A study published in 2006 in the journal Urology suggests that pollen could also help men with prostatitis, an inflammation of the prostate6. Researchers followed 60 patients aged 20 to 55 years with non-bacterial prostatitis who received either pollen or placebo. After 6 months of follow-up, the men who had received pollen showed an improvement in the symptoms of prostatitis.

Protect your eyes

Willow pollen may be effective in preventing macular degeneration from the age-related retina (AMD), a disease affecting the elderly and the central vision. This disabling disease is characterized by the formation of dead cell clusters called druze hindering vision by still living cells. Volunteers with AMD have taken willow pollen which would have resulted in the disappearance of druze among some patients after 1 to 2 years. These benefits would be due to the xanthophylls pigments contained in large quantities in willow pollen.

How to take pollen?

Lactic ferments and yeasts contained in fresh pollen are not preserved in the dried pollen. It is therefore better to consume frozen pollen which contains all the virtues of fresh pollen. The ideal is to follow a pollen cure for 6 weeks at the rate of 1 teaspoon each morning at breakfast.

References

1. F. Lamine, V. Théodorou, P. Percie du Sert. Effect of dry versus fresh cistus bee-pollen in experimental colitis in rats. 2001. Inra, Toulouse.

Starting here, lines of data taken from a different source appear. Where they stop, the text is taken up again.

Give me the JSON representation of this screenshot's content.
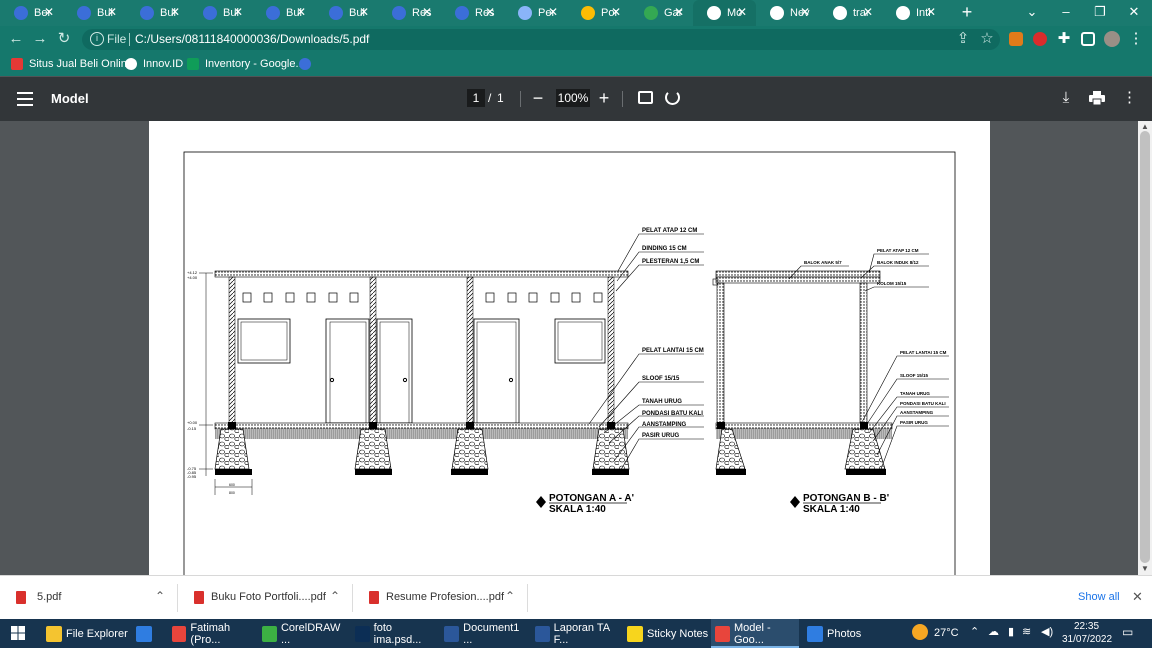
{
  "tabs": [
    {
      "title": "Ber",
      "color": "#3b6ed8"
    },
    {
      "title": "Bul",
      "color": "#3b6ed8"
    },
    {
      "title": "Bul",
      "color": "#3b6ed8"
    },
    {
      "title": "Bul",
      "color": "#3b6ed8"
    },
    {
      "title": "Bul",
      "color": "#3b6ed8"
    },
    {
      "title": "Bul",
      "color": "#3b6ed8"
    },
    {
      "title": "Res",
      "color": "#3b6ed8"
    },
    {
      "title": "Res",
      "color": "#3b6ed8"
    },
    {
      "title": "Per",
      "color": "#8ab4f8"
    },
    {
      "title": "Por",
      "color": "#fbbc04"
    },
    {
      "title": "Gar",
      "color": "#34a853"
    },
    {
      "title": "Mo",
      "color": "#ffffff"
    },
    {
      "title": "Nev",
      "color": "#ffffff"
    },
    {
      "title": "trar",
      "color": "#ffffff"
    },
    {
      "title": "Inti",
      "color": "#ffffff"
    }
  ],
  "address": {
    "scheme_label": "File",
    "url": "C:/Users/08111840000036/Downloads/5.pdf"
  },
  "bookmarks": [
    {
      "label": "Situs Jual Beli Onlin...",
      "color": "#e53935"
    },
    {
      "label": "Innov.ID",
      "color": "#ffffff"
    },
    {
      "label": "Inventory - Google...",
      "color": "#0f9d58"
    },
    {
      "label": "",
      "color": "#3b6ed8"
    }
  ],
  "pdf": {
    "title": "Model",
    "page_current": "1",
    "page_sep": "/",
    "page_total": "1",
    "zoom": "100%"
  },
  "drawing": {
    "section_a": {
      "title": "POTONGAN A - A'",
      "scale": "SKALA 1:40"
    },
    "section_b": {
      "title": "POTONGAN B - B'",
      "scale": "SKALA 1:40"
    },
    "labels_a": [
      "PELAT ATAP 12 CM",
      "DINDING 15 CM",
      "PLESTERAN 1,5 CM",
      "PELAT LANTAI 15 CM",
      "SLOOF 15/15",
      "TANAH URUG",
      "PONDASI BATU KALI",
      "AANSTAMPING",
      "PASIR URUG"
    ],
    "labels_b": [
      "PELAT ATAP 12 CM",
      "BALOK ANAK 5/7",
      "BALOK INDUK 8/12",
      "KOLOM 15/15",
      "PELAT LANTAI 15 CM",
      "SLOOF 15/15",
      "TANAH URUG",
      "PONDASI BATU KALI",
      "AANSTAMPING",
      "PASIR URUG"
    ],
    "levels": [
      "+4.12",
      "+4.00",
      "+0.00",
      "-0.15",
      "-0.75",
      "-0.85",
      "-0.95"
    ],
    "dims": [
      "600",
      "800"
    ]
  },
  "downloads": [
    {
      "name": "5.pdf"
    },
    {
      "name": "Buku Foto Portfoli....pdf"
    },
    {
      "name": "Resume Profesion....pdf"
    }
  ],
  "show_all": "Show all",
  "taskbar": [
    {
      "label": "File Explorer",
      "color": "#f4c430"
    },
    {
      "label": "",
      "color": "#2f7de1"
    },
    {
      "label": "Fatimah (Pro...",
      "color": "#e8453c"
    },
    {
      "label": "CorelDRAW ...",
      "color": "#3cb043"
    },
    {
      "label": "foto ima.psd...",
      "color": "#0c2e55"
    },
    {
      "label": "Document1 ...",
      "color": "#2b579a"
    },
    {
      "label": "Laporan TA F...",
      "color": "#2b579a"
    },
    {
      "label": "Sticky Notes",
      "color": "#f7d51d"
    },
    {
      "label": "Model - Goo...",
      "color": "#e8453c"
    },
    {
      "label": "Photos",
      "color": "#2f7de1"
    }
  ],
  "tray": {
    "temp": "27°C",
    "time": "22:35",
    "date": "31/07/2022"
  }
}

2. Shaplygin LV, Sivakov AA. Use of cernilton in the therapy of prostatic adenoma and chronic prostatitis. Urologiia. 2007 May-Jun;(3):35-7, 39. Russian.

3. Aslamazov EG, Akhvlediani ND, et al.Cernilton in the treatment of prostatic adenoma and chronic prostatitis. Urologiia. 2007 Jan-Feb;(1):52, 54-6. Russian.

4. Xu J, Qian WQ, Song JD. Zhonghua Nan Ke Xue A comparative study on different doses of cernilton for preventing the clinical progression of benign prostatic hyperplasia.. 2008 Jun;14(6):533-7. Chinese.

5. Li NC, Wu SL, et al. Zhonghua Wai Ke Za Zhi. Comparison of different drugs on the treatment of benign prostate hyperplasia. 2007 Jul 15;45(14):947-50. Chinese.

6. Elist J. Effects of pollen extract preparation Prostat/Poltit on lower urinary tract symptoms in patients with chronic nonbacterial prostatitis/chronic pelvic pain syndrome: a randomized, double-blind, placebo-controlled study. Urology. 2006 Jan;67(1):60-3.